In Handarbeit wurden Ein E-mini und ein Cabrio verschmolzen
Mini hat sich getraut! Die britische Kultmarke hat das Elektro-Cabrio wahr werden lassen. Zugegeben, nicht als erster Hersteller überhaupt: Tesla bot mit dem Roadster 2008 einen offenen Zweisitzer an, da steckte die E-Technik aber noch in den Kinderschuhen.

Aus zwei mach eins: Für den Prototypen hat Mini einen Elektro-Cooper mit einem Cabrio verheiratet.
Bild: BMW Group
Kein Wunder, steckt unter dem Blech des Prototypen doch Serientechnik. Das Cabrio ist noch kein konkreter Ausblick auf die neue Mini-Generation (die kommt 2023 mit Verbrenner UND als Elektro). Stattdessen setzt das Einzelstück auf Serien-Technik. Man nehme: Ein Mini Cabrio, einen Elektro-Mini, den es aktuell nur als Dreitürer gibt, und bastle beide in weniger als einhundert Stunden Handarbeit zusammen.
Auch VW hatte die Idee, ein offenes E-Auto zu bauen
Der Clou dabei: Cabrios stellen die Ingenieure in der Regel immer vor die Herausforderung, die Karosseriesteifigkeit trotz fehlendem Dachs ordentlich hinzukriegen. Hier spielt ihnen die Elektro-Karosse in die Hände, denn der Akku im Bauch sorgt ohnehin für mehr Steifigkeit. Im Vergleich zu Verbrennern lässt sich bei E-Autos so verhältnismäßig einfach der Hut abnehmen.

Elektro-Details: Mini setzt bei seinem offenen Stromer auf gelbe Akzente.
Bild: BMW Group
Das haben freilich auch andere schon erkannt, im Frühjahr 2021 stellte Volkswagen-Chef Herbert Diess per Twitter die Frage, was von einem Elektro-Cabrio zu halten wäre und postete die Zeichnung eines offenen ID.3. Der damaliger VW-Verantwortliche Ralf Brandstätter sprang ihm zur Seite, sprach von einer "sehr verlockenden Idee" und einem "komplett neuen, außergewöhnlichem Freiheitsgefühl".
Man prüfe, wie es sich realisieren ließe, hieß es aus Wolfsburg. Das Ergebnis dieser Prüfung steht noch aus, aus Konzernkreisen aber heißt es: Das ID.3 Cabrio liegt auf Eis.
Der tiefe Schwerpunkt unterstreicht das viel zitierte Go-Kart-Feeling
Zugegeben, der Cabrio-Markt ist kein leichter, schrumpfende Absatzzahlen sorgen nicht gerade dafür, dass sich die Autobauer auf die Offensitzer-Entwicklung stürzen. Für Mini aber spielt das Cabriolet eine große Rolle, bei jedem fünften hierzulande verkauften Auto der bayrischen Briten lässt sich das Dach abnehmen.
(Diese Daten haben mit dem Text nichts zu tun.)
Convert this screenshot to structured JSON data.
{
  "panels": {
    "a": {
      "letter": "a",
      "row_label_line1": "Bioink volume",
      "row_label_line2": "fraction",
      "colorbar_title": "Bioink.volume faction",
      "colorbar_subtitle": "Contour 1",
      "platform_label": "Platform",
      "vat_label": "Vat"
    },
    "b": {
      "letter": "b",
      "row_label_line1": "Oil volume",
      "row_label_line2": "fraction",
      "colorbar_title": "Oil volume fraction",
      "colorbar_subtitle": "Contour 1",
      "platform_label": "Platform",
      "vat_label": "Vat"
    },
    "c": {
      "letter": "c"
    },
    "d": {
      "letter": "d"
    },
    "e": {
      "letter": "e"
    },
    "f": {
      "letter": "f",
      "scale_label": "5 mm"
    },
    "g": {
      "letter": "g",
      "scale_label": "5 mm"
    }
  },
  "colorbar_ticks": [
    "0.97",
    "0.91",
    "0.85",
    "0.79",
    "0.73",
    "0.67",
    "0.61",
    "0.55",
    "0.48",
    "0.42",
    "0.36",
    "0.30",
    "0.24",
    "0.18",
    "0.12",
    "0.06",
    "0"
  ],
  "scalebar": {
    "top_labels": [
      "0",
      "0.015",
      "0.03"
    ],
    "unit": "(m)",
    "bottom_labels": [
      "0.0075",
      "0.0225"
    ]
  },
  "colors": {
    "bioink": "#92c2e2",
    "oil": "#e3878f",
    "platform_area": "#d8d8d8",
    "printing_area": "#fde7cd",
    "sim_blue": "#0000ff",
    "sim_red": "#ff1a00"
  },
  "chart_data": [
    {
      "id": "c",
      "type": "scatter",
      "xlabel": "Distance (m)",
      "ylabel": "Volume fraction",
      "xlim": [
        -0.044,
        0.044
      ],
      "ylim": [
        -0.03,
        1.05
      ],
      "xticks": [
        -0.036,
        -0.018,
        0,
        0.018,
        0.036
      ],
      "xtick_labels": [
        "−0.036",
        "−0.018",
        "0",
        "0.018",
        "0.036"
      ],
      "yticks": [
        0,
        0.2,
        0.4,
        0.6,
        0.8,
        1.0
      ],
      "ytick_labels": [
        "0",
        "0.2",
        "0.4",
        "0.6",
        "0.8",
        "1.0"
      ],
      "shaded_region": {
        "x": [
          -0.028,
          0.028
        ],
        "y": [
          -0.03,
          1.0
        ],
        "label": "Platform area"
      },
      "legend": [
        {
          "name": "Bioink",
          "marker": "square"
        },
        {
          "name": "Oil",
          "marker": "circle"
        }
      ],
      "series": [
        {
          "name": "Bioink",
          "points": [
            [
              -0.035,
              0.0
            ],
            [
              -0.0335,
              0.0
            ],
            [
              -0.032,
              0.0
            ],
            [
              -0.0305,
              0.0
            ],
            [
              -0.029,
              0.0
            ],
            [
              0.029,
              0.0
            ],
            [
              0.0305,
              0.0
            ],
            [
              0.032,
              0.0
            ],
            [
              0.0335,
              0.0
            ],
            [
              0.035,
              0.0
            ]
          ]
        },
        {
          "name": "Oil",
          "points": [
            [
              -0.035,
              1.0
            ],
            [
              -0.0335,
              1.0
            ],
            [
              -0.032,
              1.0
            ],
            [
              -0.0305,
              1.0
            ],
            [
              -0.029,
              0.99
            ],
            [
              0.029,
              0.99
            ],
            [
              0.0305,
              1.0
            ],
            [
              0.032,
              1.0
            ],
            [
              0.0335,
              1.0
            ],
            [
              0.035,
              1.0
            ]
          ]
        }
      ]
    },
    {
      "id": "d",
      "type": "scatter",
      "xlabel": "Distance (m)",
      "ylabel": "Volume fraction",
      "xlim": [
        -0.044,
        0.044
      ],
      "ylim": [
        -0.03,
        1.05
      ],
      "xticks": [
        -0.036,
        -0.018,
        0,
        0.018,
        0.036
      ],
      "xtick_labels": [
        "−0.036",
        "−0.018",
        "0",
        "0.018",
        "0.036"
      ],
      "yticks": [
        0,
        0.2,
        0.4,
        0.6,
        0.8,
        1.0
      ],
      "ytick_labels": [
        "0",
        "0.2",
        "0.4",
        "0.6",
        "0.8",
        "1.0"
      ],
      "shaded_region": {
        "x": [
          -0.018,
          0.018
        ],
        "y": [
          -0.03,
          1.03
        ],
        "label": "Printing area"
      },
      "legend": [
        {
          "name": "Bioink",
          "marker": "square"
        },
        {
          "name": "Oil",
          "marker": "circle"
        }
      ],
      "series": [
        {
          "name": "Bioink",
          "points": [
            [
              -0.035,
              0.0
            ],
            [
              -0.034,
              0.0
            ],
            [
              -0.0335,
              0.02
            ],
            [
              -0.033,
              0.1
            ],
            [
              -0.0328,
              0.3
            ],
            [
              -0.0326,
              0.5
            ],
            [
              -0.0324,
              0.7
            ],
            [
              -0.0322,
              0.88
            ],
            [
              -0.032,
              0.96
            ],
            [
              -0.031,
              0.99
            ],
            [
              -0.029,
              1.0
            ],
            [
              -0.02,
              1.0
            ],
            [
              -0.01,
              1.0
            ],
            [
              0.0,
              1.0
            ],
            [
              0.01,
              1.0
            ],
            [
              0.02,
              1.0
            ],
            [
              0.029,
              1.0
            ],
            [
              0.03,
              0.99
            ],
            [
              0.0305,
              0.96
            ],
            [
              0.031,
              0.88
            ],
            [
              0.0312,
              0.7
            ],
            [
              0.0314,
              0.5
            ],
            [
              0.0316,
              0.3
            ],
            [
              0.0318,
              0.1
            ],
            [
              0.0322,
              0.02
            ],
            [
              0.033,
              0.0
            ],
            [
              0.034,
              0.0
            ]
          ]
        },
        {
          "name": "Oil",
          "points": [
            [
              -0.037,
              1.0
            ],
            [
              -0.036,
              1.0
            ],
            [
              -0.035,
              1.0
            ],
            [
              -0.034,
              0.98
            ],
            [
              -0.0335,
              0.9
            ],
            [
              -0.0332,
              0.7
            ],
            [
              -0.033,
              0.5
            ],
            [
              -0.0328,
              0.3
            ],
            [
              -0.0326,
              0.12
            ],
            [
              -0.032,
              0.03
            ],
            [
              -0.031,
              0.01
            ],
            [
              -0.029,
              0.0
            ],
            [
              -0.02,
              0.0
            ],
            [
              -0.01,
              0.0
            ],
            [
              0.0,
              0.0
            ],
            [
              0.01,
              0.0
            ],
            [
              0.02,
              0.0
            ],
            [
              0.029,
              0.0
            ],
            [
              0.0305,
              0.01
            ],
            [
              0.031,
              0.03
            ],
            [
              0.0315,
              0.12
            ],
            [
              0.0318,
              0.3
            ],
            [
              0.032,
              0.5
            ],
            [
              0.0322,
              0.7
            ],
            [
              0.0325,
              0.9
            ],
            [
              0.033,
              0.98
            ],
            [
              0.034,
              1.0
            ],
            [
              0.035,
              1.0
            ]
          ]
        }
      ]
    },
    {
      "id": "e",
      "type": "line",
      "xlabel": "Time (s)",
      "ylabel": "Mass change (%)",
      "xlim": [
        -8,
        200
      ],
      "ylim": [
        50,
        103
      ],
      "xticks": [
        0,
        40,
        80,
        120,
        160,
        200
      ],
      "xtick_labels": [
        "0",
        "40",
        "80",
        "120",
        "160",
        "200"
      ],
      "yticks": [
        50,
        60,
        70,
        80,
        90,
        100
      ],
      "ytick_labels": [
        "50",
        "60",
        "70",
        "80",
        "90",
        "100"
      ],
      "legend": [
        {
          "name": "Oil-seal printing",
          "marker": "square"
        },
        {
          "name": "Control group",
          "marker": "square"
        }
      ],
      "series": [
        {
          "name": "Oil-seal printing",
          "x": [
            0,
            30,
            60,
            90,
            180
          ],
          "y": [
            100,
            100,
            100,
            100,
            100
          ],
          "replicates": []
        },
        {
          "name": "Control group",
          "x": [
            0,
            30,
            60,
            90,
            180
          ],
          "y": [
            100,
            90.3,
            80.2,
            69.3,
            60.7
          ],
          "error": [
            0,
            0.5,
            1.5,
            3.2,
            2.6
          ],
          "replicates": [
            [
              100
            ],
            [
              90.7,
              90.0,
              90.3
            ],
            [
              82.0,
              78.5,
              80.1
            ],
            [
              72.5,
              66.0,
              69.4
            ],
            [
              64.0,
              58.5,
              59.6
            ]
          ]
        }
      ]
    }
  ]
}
Ein verspielter Innenraum und liebevolle Details wie die Kippschalter oder die England-Flagge auf dem Verdeck und in den Rückleuchten zieren das E-Cabrio.
Bild: BMW Group
Und ganz ehrlich: Offen und elektrisch, das ist die beste Art, (nicht nur) Mini zu fahren. Der Akku sorgt für einen tiefen Schwerpunkt, der das bereits über die Maßen oft zitierte Go-Kart-Feeling nochmal unterstreicht. Der 184 PS starke Motor aus dem Mini Electric schiebt kräftig an. Und lautlos lässt sich das Freiluft-Feeling völlig ungetrübt genießen; ok, so ein bollernder V8 unter der Cabrio-Haube ist auch kein Störenfried – dafür aber ein aussterbender Geselle.
Ja, die Elektromobilität könnte, weil sich die Stromer eben leichter in Cabrios verwandeln lassen und Reichweite beim Offenfahren nicht die wichtigste Rolle spielt, dem Segment insgesamt wieder neuen Schwung geben. Und Mini könnte sich mit dem E-Cabrio einmal mehr seinen Kultstatus verdienen.
Elektro-Mini könnte 2025 mit der neuen Generation kommen
Den Haben-will-Faktor haben die knuffigen Kleinwagen sowieso, und erst recht in der E-Version mit grünem Gewissen inklusive hat das Mini Cabrio das Zeug dazu, zum It-Piece in Miami Beach, an der Côte d'Auzre oder auf Sylt zu werden; vielleicht fahren dort sogar zukünftige Finanzminister nicht mehr im Porsche 911 Targa zur Hochzeit, sondern im offenen Mini.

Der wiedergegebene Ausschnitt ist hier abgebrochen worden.